Mon amour, mon amour, mon amour.
Je vous aime. M’aimez vous ?
Je suis vôtre pour l’éternité.
Mademoiselle Constance Dénatise
Vendredi 25 juillet 1968
Mademoiselle,
Nos regards se sont croisés dans une fraction de seconde, et mon cœur a cessé de battre. Lorsque nos lèvres se sont effleurées, le souffle que vous m’avez porté m’a ranimé et réchauffé le cœur. Combien pour moi cette minute de bonheur est précieuse. Seulement, cet instant de bonheur intense est un péché.

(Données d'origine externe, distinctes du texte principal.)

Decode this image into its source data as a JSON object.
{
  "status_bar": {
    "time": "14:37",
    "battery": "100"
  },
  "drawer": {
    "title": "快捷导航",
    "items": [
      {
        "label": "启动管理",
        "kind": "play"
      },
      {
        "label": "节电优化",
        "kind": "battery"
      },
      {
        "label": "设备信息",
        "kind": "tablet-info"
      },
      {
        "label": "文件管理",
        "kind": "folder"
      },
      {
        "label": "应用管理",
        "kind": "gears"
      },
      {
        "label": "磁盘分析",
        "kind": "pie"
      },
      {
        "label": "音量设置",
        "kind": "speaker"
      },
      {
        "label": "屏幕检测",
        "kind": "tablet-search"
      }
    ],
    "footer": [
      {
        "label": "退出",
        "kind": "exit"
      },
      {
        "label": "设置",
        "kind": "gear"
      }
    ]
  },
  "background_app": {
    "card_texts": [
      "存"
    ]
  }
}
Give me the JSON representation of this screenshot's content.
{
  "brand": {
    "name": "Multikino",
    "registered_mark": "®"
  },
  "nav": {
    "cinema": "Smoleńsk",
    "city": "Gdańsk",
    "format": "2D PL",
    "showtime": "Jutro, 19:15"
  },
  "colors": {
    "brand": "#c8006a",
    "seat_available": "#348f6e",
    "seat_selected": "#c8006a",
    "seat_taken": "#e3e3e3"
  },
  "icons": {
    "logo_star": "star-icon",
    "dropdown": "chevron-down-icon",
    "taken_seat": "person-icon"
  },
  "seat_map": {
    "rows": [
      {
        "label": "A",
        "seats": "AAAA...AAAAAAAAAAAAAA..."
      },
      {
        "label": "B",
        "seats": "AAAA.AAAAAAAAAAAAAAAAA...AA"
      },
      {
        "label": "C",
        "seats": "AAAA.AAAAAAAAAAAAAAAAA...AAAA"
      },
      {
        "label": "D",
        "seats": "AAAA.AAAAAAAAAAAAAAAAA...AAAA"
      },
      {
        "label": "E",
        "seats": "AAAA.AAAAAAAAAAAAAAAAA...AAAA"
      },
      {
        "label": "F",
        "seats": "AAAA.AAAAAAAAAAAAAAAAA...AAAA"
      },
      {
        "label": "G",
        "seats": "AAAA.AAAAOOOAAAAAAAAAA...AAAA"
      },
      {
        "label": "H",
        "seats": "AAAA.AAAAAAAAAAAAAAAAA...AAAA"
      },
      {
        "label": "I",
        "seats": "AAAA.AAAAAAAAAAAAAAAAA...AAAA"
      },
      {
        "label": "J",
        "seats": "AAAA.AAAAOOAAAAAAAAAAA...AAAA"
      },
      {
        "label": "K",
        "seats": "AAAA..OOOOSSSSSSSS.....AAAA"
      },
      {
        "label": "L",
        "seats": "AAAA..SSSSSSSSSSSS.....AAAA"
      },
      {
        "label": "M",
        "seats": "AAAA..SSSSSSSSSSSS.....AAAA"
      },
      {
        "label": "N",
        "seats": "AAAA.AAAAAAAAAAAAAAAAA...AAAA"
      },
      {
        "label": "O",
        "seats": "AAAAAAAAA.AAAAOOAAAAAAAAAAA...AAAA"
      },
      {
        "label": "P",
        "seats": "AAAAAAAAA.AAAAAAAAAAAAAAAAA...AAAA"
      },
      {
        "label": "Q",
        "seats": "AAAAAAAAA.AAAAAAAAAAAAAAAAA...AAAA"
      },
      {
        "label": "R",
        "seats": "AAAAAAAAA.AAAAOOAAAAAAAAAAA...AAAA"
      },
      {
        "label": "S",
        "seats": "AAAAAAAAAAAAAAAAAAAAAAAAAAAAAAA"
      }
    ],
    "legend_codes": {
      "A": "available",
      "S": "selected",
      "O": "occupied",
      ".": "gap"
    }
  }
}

Ma vie est destinée à une autre : Mademoiselle Héloïse de la Barquarolle. Le prêtre nous a uni par les liens sacrés du mariage, et Dieu en est le témoin. Je ne peux me laisser aller au gré du vent, et écouter mon cœur comme bon me semble. Sachez que j’aime ma femme et qu’elle porte mon enfant. Ce petit être va naître dans un foyer normal, et sera aimé comme il se doit.
Je ne veux rien à voir à me reprocher, et je ne désire, en aucun cas que ce soit, mentir à ma femme et mon futur enfant. C’est pourquoi, en conséquence de tout cela, je vous serais très reconnaissant de bien vouloir m’oublier, et de donner tout votre amour à un autre que moi.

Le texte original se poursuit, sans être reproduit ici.